The polls are very consistent now and it looks as if Bowser is the best shot to win the primary. The one poll from a week ago criticized for the cell phone thing was a PPP poll, the most accurate pollster in the business. Tommy was at 9% there. Bowser is now at 30% according to today's Post. She supports more bike infrastructure. I'm glad Tommy bikes and is a good bike advocate but he's not a strong leader and is very unlikely to win.

I love that DC is a small town. It permits small samples.

I've had the honor of speaking personally and informally with three of the four leading Mayoral candidates, all within a block of the JAWB. While I'm not exactly a single-issue voter, I did take the opportunity to talk about what they think about efforts to promote cycling.

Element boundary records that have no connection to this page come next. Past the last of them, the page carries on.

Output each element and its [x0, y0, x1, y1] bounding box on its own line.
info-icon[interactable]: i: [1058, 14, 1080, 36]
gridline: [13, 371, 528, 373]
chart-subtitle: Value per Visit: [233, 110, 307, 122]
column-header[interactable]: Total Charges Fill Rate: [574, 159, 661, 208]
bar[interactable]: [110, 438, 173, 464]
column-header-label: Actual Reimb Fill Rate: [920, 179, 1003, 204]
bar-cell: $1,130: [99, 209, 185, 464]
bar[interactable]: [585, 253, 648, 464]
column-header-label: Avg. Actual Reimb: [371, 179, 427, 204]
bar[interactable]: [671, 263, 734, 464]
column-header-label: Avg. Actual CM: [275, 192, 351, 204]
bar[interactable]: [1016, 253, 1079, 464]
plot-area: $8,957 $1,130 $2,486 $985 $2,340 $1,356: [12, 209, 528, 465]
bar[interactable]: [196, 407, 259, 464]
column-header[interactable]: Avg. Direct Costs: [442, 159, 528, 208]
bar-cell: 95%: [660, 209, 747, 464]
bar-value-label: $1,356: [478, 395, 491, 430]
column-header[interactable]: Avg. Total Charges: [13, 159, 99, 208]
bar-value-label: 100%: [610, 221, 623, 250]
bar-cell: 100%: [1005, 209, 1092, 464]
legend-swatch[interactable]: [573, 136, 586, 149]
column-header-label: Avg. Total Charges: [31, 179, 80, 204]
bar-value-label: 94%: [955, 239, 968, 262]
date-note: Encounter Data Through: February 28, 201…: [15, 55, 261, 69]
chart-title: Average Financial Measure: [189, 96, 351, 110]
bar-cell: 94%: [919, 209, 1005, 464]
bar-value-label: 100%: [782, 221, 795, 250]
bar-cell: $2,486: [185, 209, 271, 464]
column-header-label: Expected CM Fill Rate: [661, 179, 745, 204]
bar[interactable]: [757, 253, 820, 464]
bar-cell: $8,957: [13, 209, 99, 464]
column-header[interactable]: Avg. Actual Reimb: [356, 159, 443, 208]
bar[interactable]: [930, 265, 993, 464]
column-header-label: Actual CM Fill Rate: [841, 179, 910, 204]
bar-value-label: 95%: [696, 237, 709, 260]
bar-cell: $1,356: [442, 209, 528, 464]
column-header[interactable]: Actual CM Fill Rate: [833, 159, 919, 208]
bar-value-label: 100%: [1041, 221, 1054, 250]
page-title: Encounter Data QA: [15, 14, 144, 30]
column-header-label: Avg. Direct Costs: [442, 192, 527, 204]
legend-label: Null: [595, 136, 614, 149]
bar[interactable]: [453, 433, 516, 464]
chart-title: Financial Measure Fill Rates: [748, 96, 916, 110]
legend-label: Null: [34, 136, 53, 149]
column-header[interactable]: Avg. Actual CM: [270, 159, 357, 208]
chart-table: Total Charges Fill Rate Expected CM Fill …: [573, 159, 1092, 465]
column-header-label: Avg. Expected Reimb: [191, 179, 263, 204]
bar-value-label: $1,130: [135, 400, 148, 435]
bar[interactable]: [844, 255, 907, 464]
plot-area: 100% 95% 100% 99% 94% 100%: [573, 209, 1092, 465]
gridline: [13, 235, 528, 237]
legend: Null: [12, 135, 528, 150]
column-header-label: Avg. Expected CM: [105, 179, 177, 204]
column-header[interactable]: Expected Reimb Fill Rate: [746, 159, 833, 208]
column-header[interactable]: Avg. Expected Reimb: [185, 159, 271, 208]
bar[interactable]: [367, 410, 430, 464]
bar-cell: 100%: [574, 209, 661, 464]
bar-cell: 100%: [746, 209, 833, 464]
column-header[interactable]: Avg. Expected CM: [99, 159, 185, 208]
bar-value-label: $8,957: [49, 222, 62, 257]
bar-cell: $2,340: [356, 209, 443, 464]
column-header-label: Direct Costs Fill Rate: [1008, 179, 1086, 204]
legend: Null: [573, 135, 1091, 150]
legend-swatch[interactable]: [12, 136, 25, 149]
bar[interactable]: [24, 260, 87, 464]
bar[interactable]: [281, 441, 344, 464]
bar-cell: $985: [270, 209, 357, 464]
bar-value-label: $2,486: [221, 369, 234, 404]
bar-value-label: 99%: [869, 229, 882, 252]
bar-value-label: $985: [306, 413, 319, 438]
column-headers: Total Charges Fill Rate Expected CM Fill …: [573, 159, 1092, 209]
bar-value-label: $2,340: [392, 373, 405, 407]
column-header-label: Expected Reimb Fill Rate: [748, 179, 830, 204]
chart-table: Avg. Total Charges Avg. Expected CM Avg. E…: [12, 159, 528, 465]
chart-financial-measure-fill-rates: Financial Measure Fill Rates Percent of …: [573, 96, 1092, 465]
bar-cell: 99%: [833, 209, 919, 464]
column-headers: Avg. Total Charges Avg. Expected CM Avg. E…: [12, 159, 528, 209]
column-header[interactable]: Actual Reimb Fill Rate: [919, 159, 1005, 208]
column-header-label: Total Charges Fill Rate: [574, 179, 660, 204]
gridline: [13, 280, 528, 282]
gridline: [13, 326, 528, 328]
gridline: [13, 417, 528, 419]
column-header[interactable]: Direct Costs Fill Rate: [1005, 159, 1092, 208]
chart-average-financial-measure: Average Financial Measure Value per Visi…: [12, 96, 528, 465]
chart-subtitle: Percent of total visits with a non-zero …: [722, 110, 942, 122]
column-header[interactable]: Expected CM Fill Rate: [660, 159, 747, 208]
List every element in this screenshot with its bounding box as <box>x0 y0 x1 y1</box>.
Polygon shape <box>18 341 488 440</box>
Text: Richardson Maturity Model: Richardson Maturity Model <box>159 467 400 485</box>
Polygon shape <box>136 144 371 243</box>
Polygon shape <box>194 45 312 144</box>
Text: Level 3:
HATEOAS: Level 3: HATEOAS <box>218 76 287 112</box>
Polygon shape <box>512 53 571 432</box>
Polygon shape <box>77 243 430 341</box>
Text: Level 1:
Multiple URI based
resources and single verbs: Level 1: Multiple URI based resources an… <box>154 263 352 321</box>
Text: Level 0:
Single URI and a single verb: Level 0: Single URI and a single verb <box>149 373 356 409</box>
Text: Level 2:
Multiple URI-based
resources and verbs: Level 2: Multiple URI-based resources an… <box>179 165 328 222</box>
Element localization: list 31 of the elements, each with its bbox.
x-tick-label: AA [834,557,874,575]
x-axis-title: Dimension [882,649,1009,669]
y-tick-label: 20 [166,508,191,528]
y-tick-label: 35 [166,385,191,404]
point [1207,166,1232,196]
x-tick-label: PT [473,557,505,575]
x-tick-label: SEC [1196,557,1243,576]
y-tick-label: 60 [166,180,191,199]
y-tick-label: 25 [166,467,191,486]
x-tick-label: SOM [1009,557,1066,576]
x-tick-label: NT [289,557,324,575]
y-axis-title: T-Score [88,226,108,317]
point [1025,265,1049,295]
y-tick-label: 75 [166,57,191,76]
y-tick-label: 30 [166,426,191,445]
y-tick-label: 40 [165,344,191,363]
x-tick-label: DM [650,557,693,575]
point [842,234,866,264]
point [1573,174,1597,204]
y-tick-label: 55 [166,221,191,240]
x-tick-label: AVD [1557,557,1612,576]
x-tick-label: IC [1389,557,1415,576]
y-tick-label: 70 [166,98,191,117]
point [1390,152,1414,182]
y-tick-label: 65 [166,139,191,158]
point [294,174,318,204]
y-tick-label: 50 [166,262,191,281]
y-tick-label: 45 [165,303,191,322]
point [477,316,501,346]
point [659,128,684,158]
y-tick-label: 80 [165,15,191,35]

I thanked Jack Evans for his support of our efforts to stop U-turns on Pennsylvania Ave. His response was "Huh? Is that a good thing?" I patted him on the head and said he could go inside and play now, using slightly more professional language of course.

I stopped for a red light at 14th & Pa Ave and did not hit Muriel Bowser as she crossed Pa Ave. She thanked me and said "a lot of bikers don't stop - hi, I'm Muriel Bowser and I'm running for Mayor of DC!" (Not exaggerating.) I said I recognized her, and that I usually do stop, and I always give way to pedestrians, but expressed that I'm disappointed that we've been building bike lanes for years but we're having a really hard time making sure our laws and practices keep them safe and usable. I suggested - as I will to anyone who isn't tired of hearing me rattle on about it - that it's time to really build out and unify DC's bicycle program activities. That a unified set of safety laws and enforcement practices could be applied everywhere we put bike lanes. That clearly marking how bikes and other travelers are supposed to interact is how it's done in nearly every other bike-friendly city in the country if not the world, and that we really are far behind on that. And that ignoring those aspects of our bike program is one of the causes of bike/other conflicts. She said "Uh, well, thanks for sharing your thoughts and I'll definitely consider it."

I talked with Tommy Wells on a day late last spring when DDOT was finally restoring flex-posts along the Pa Ave bike lanes. (I also used to frequently encounter him riding his bike or bikeshare between JAWB and various meetings, and we talked at great length about the experience of biking around DC, probably a few hours of rolling chats have been had that way.) On flex-post day I pointed out the work and said it's great. He shook his head and said "I can't believe it took them this long - any idea what the holdup was?"

Of the three, I know Tommy Wells would have a place in his administration for making things better for DC's cyclists. I believe Muriel Bowser could be bent in that direction but we'd have to explain things thoroughly. And Jack ... is lucky he has good people working for him.

(I voted against Gray in 2010 because he strongly opposed increasing fines for blocking bike lanes. Even though the bike infrastructure build-out has continued under his administration, even though he "solved" the problem of U-turns on Pennsylvania Avenue by decree, I have yet to see progressive pro-bike positions coming from his office. And as the sitting mayor he's not as approachable as the others.)

John, vaguely supporting bike infrastructure is the absolute minimum. You're argument boils down to "she is expected to win." That's not a reason to vote for anyone.